ARTIST STATEMENT
My work involves a continuous sense of wonder and exploration with materials, shape, form and translucency. The raw authenticity of natural materials is highly compelling to me. I stretch, burn, freeze and manipulate the different characteristics and warm colors of ancient mediums in nontraditional ways. The softness of warmed beeswax, the oiliness of wool, the translucent and heavenly scented honey, and even the slippery nature of sheep intestines, inform me as I work out conceptual issues of ephemeral moments in a human's life, including conception, metamorphosis and death. Most of the photographs I take are of forms that fascinate me in the natural world and farms surrounding my studio. I am fueled by birthing pens and the butchers knife when I turn to my "still life" ephemeral sculptures. There is a conscious decision in my process that the photographs are an end result and not a documentation of a sculpture that does not last. Gravity is a key player in my work and the isolation in black references solitude in the vastness of the universe.
Art for me is where science and the spiritual connect. It is the common thread found in all areas of my life, from my undergraduate anatomy studies, dissecting cadavers late into the night which initiated a lasting interest in the human body, to the awe inspiring act of growing and raising children that opened up an insatiable sense of wonder.

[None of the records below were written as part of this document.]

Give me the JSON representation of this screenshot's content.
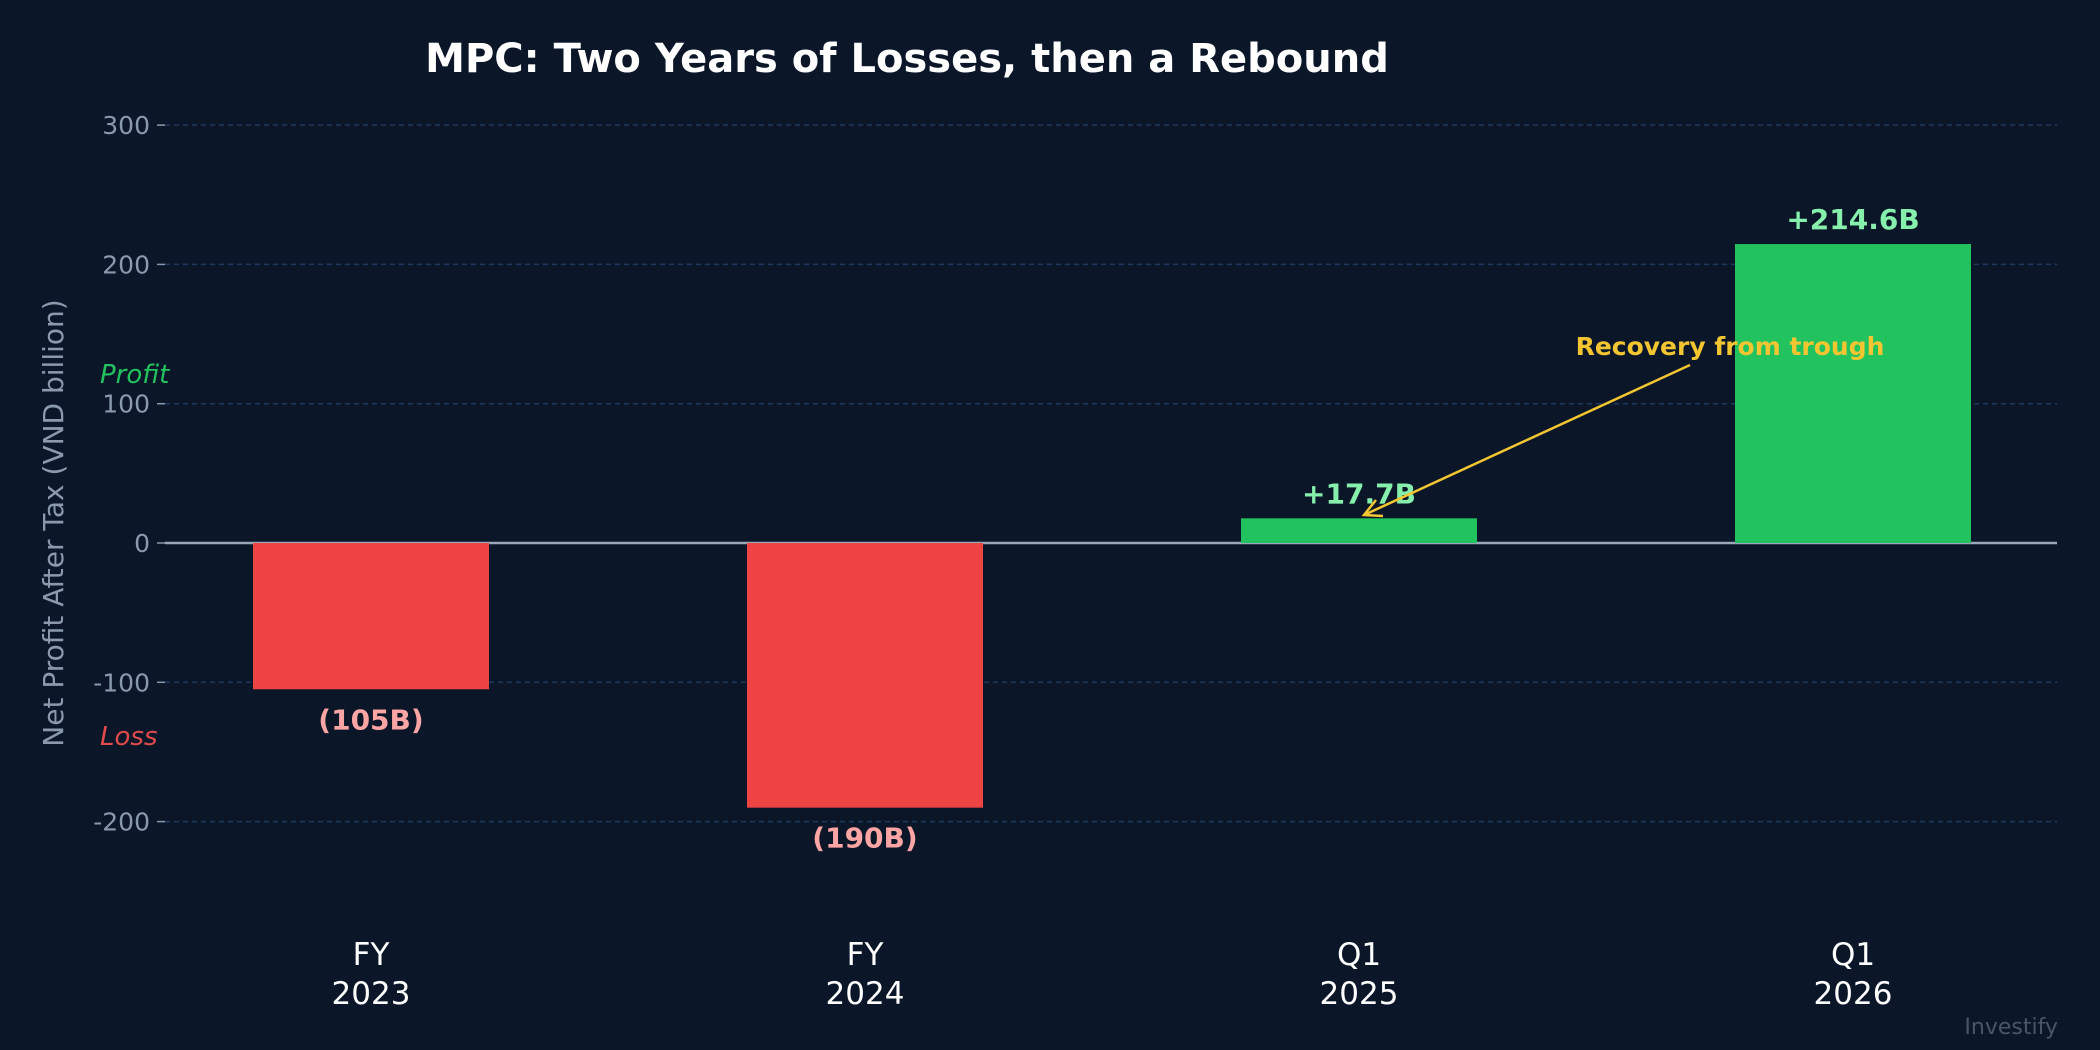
{
  "chart_data": {
    "type": "bar",
    "title": "MPC: Two Years of Losses, then a Rebound",
    "ylabel": "Net Profit After Tax (VND billion)",
    "categories": [
      [
        "FY",
        "2023"
      ],
      [
        "FY",
        "2024"
      ],
      [
        "Q1",
        "2025"
      ],
      [
        "Q1",
        "2026"
      ]
    ],
    "values": [
      -105,
      -190,
      17.7,
      214.6
    ],
    "data_labels": [
      "(105B)",
      "(190B)",
      "+17.7B",
      "+214.6B"
    ],
    "ylim": [
      -250,
      300
    ],
    "yticks": [
      300,
      200,
      100,
      0,
      -100,
      -200
    ],
    "grid": true,
    "zone_labels": {
      "profit": "Profit",
      "loss": "Loss"
    },
    "annotation": {
      "text": "Recovery from trough",
      "points_to_category_index": 2
    },
    "colors": {
      "background": "#0b1729",
      "positive": "#22c35e",
      "negative": "#ef4444",
      "positive_label": "#86efac",
      "negative_label": "#fca5a5",
      "annotation": "#f2c531",
      "grid": "#1e3a5f",
      "zero_line": "#9aa7b8",
      "profit_zone": "#22c35e",
      "loss_zone": "#e24b4b"
    }
  },
  "watermark": "Investify"
}
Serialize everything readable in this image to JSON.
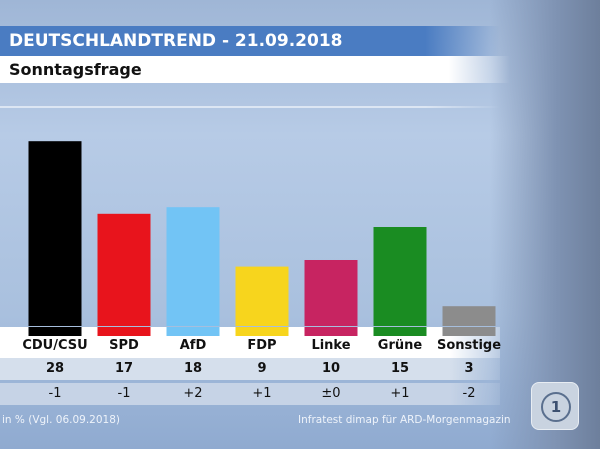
{
  "header": {
    "title": "DEUTSCHLANDTREND - 21.09.2018",
    "subtitle": "Sonntagsfrage"
  },
  "chart_data": {
    "type": "bar",
    "title": "Sonntagsfrage",
    "categories": [
      "CDU/CSU",
      "SPD",
      "AfD",
      "FDP",
      "Linke",
      "Grüne",
      "Sonstige"
    ],
    "values": [
      28,
      17,
      18,
      9,
      10,
      15,
      3
    ],
    "changes": [
      "-1",
      "-1",
      "+2",
      "+1",
      "±0",
      "+1",
      "-2"
    ],
    "colors": [
      "#000000",
      "#e8141c",
      "#72c4f5",
      "#f7d51d",
      "#c72461",
      "#1a8c22",
      "#8c8c8c"
    ],
    "unit_note": "in % (Vgl. 06.09.2018)",
    "ylim": [
      0,
      30
    ],
    "grid": false
  },
  "footer": {
    "note": "in % (Vgl. 06.09.2018)",
    "source": "Infratest dimap für ARD-Morgenmagazin"
  },
  "logo": {
    "text": "1"
  }
}
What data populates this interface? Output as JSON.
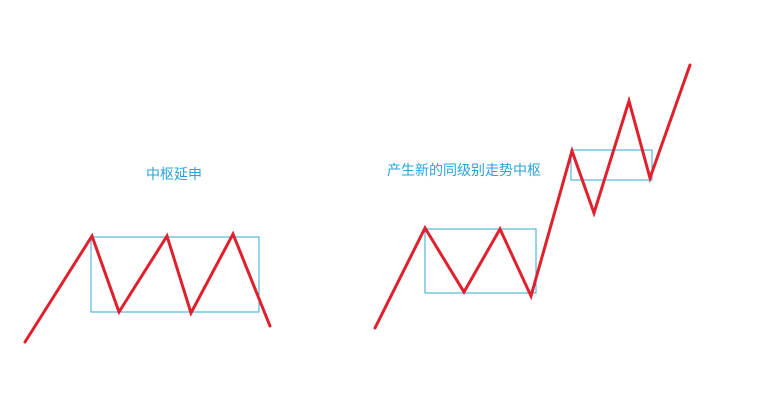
{
  "labels": {
    "left": "中枢延申",
    "right": "产生新的同级别走势中枢"
  },
  "colors": {
    "price_line": "#e0202c",
    "pivot_box": "#33a7cf",
    "label_text": "#2aa3d8",
    "background": "#ffffff"
  }
}
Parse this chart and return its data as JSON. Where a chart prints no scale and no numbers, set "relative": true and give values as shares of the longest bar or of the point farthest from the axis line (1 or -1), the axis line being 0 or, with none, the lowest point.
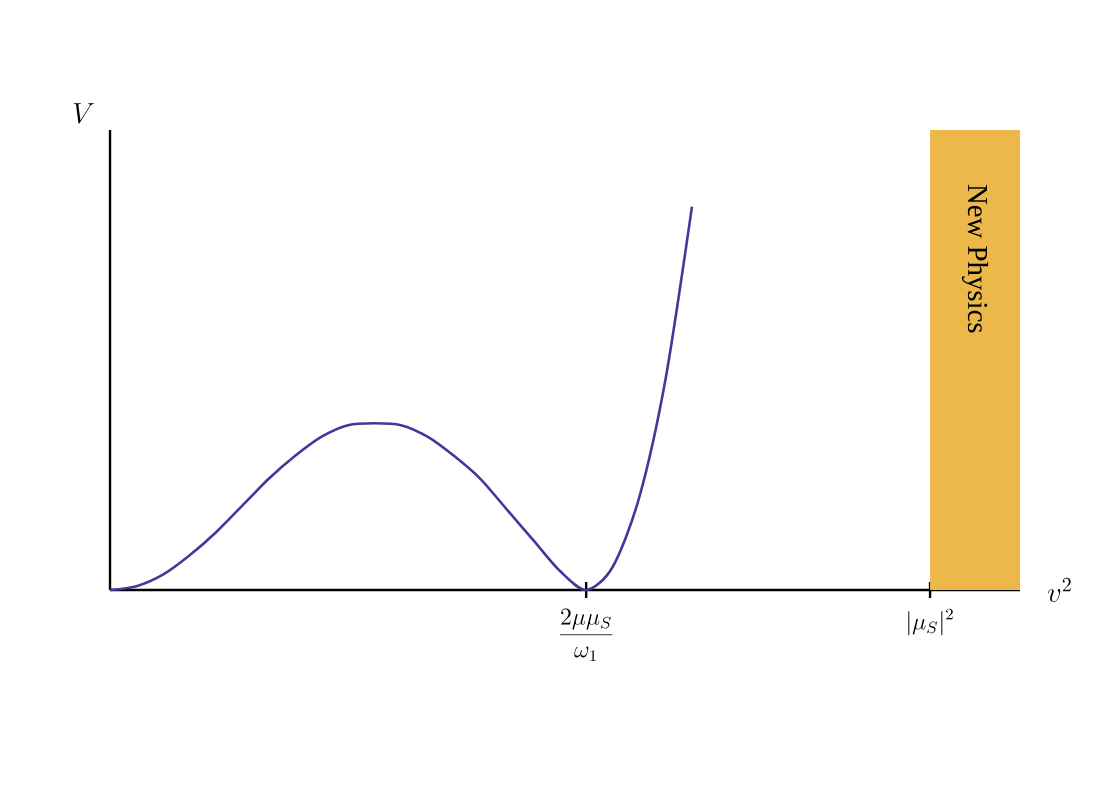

I am deeply influenced by New England-camping in the deep fog banks on the coast of Maine, raising sheep on a pastoral hillside in Massachusetts, hiking the Green Mountains in Vermont, or raising honeybees in my childhood fields of Connecticut. This is evident in the textures and colors of my photographs, sculpture and installations. It is my goal to entice the viewer into a world that taps into a primal instinct. Perhaps it’s the familiar and repetitive form of an organ, the smell of raw wool, or the translucency of dried intestines that takes the viewer to an unidentifiable place; an imaginative, internal, maybe ancient place. The teeth and hair from my children, love poems written to my husband, even the fur from the animals in our family all visibly or invisibly personalize my work and provokes a visceral recognition and an internal shift.